Australian Treasurer Chris Bowen released for public comment on Monday a paper which contains new proposals for a creeping acquisitions law to promote a healthier level of competition in the market place.
The release is the government's preliminary response to the
release of the Australian Competition and Consumer Commission's (ACCC) 'Grocery
Inquiry,' which called for more competition in Australia's AUD70bn (USD60bn) grocery market.
Creeping acquisitions refer to the cumulative effect of a number of small,
individual transactions, which when considered in isolation, might not be captured
by the existing mergers and acquisitions test under Australia's Trade
Practices Act.
"The government recognises concerns that the mergers and acquisitions
provisions of the Trade Practices Act do not enable the ACCC to effectively
deal with incremental acquisitions," Bowen said.

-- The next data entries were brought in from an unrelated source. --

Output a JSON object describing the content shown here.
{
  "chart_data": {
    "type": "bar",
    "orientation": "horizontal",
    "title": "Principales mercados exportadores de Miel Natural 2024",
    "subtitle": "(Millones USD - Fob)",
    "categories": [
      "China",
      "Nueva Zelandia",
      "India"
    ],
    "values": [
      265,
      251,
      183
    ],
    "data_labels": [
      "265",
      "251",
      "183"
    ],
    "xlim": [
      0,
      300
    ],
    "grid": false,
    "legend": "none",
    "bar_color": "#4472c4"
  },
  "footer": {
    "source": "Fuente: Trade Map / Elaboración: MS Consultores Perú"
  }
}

"Consideration of the need for legislative reform in relation to creeping
acquisitions is an election commitment, and the release of this discussion paper
is an important step in ensuring that all the issues can be examined,"
he added.
Concerns about creeping acquisitions usually arise when a supplier with a substantial
degree of market power looks to acquire smaller competitors.
In its Grocery Report the ACCC describes creeping acquisitions as a series
of acquisitions of smaller competitors over time which individually do not raise
competition concerns, but which when taken together may have a significant competitive
impact.
The report also noted that creeping acquisition might also refer to a player
with existing market power making a small acquisition, even though the small
acquisition does not substantially lessen competition in itself.